Well the QT tank is ready to go. Cleaned it out w/ hot water, filled it, dechlorinated, added a few water sprite plants, put the light on it, and will put the filter on once the fish actually arrive. For now the filter is running on my 46 gallon. I cleaned the filter out with hot water too since the last time I used it was for a sick fish and I had used a fungus medication, so I didn't really want to run it into my bowfront in case any of that was still in the filter. Anyhow, hopefully over the next couple of days it will reseed enough from my currently cycled tank to handle the bioload of 2 teeny fish in the 10 gallon. :)

Also have the heater in the tank, but since I don't know what type of fish they are, and since nothing is in there now, I'm not going to bother plugging it in yet. Will worry about that this weekend.

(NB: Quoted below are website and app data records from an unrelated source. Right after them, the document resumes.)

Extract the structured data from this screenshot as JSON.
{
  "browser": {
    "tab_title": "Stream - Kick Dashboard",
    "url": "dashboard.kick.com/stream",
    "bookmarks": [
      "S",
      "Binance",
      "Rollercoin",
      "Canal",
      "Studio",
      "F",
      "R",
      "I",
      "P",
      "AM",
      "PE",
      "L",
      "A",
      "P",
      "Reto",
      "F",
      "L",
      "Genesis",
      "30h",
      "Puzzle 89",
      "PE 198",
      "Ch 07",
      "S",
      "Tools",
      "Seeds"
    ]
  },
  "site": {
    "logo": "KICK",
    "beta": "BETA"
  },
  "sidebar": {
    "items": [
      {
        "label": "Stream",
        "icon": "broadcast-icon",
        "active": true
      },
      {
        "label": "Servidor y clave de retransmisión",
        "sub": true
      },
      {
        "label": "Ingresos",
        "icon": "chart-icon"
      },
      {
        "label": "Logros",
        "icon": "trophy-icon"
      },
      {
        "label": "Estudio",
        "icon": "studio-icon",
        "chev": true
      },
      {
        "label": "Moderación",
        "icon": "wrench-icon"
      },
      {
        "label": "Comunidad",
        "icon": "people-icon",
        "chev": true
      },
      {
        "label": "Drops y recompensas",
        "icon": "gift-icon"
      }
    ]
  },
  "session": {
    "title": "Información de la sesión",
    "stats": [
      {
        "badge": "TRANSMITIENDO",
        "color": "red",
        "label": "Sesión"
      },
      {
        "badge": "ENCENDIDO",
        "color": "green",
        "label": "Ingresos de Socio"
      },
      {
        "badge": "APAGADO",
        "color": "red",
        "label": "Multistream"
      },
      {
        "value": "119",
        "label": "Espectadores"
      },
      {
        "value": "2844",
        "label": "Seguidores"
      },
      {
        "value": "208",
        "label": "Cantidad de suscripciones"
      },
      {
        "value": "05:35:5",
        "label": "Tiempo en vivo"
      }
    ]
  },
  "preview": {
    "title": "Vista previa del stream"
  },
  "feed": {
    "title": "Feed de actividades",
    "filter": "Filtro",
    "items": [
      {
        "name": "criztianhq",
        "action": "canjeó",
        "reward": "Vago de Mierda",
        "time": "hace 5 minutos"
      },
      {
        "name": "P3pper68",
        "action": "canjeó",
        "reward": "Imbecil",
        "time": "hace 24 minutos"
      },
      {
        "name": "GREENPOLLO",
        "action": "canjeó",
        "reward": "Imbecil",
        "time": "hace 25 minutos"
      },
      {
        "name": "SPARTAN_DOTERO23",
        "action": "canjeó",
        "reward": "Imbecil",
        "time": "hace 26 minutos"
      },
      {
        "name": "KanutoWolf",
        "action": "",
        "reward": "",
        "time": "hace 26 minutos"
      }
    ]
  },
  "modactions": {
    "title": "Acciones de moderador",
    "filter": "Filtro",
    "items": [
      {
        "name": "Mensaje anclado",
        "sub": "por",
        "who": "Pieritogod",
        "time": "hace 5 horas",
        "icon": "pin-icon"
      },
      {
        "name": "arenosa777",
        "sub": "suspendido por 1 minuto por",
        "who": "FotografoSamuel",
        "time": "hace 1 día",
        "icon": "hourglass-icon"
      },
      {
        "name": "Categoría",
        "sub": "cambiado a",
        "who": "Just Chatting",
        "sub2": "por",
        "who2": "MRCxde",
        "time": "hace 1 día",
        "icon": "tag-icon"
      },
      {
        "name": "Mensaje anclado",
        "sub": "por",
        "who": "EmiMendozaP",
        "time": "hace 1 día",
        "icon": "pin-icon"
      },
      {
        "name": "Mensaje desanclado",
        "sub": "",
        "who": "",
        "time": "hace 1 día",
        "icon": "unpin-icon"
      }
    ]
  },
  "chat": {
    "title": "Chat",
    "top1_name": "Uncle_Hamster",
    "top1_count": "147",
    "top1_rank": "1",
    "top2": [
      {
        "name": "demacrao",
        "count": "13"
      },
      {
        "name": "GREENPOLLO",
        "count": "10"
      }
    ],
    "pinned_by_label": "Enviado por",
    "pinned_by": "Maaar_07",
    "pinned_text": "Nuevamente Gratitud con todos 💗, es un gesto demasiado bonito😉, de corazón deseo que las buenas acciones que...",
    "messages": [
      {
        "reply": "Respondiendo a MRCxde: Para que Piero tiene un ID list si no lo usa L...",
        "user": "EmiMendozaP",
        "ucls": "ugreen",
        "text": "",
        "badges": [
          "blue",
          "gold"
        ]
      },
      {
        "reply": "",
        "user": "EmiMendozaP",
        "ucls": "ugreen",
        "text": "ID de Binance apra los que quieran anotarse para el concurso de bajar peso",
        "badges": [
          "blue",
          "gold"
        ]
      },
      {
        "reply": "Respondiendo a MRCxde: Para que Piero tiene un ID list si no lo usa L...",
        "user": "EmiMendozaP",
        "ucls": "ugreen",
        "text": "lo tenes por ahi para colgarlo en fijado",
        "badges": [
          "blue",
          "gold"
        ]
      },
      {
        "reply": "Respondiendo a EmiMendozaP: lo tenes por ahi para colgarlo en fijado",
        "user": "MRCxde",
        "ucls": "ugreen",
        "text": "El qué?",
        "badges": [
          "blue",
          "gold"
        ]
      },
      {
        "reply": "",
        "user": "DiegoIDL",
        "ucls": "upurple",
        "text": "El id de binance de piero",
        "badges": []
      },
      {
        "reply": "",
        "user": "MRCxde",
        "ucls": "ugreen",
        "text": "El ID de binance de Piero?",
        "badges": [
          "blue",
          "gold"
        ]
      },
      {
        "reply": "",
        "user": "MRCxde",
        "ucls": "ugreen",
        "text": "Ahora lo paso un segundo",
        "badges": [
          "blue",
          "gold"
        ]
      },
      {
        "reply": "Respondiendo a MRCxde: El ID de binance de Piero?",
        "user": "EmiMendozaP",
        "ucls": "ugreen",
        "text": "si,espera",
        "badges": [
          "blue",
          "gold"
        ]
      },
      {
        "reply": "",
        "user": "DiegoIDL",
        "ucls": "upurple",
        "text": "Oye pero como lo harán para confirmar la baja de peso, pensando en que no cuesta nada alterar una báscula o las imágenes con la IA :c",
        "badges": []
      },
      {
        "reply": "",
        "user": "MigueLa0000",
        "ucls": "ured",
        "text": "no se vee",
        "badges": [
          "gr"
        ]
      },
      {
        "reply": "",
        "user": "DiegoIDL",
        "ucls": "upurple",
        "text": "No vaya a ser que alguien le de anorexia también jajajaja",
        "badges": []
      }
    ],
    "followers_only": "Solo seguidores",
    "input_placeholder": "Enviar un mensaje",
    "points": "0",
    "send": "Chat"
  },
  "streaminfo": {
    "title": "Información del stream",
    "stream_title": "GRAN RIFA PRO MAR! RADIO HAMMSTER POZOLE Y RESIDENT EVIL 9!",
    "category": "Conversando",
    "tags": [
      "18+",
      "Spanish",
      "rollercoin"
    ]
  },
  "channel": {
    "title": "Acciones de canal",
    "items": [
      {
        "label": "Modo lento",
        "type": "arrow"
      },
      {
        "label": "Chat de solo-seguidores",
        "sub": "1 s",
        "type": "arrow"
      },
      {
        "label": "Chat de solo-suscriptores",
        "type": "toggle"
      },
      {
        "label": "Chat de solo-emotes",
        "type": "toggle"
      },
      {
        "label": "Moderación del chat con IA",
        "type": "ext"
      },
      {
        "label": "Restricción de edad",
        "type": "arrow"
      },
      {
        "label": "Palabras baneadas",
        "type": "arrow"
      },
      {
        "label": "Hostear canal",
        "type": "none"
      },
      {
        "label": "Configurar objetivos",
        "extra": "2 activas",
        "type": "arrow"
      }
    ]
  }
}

I'm ready - or as ready as I can be for the unknown I guess.
 
I think drip acclimating is especially needed with fish from a neglected tank. The TDS (total dissloved solids) are probably through the roof & you'd risk osmotic shock putting them in low TDS from high. Good luck whatever they are
 
Well, it's down to 1 now. He came in and said one died yesterday. So he is planning on dropping off the remaining fish tomorrow sometime. I'm ready either way. Hopefully whatever it is will be relatively healthy. The bowl that it is in sounds more like a vase from his description, which might explain the lack of growth, even if it is a goldfish. So now my concern is... if that is the case and it is a goldfish, it has to be incredibly stunted by now. What can I do about that? Anything? Is there any hope for a fish that has been stunted for so long? Anything I should do differently to help it survive?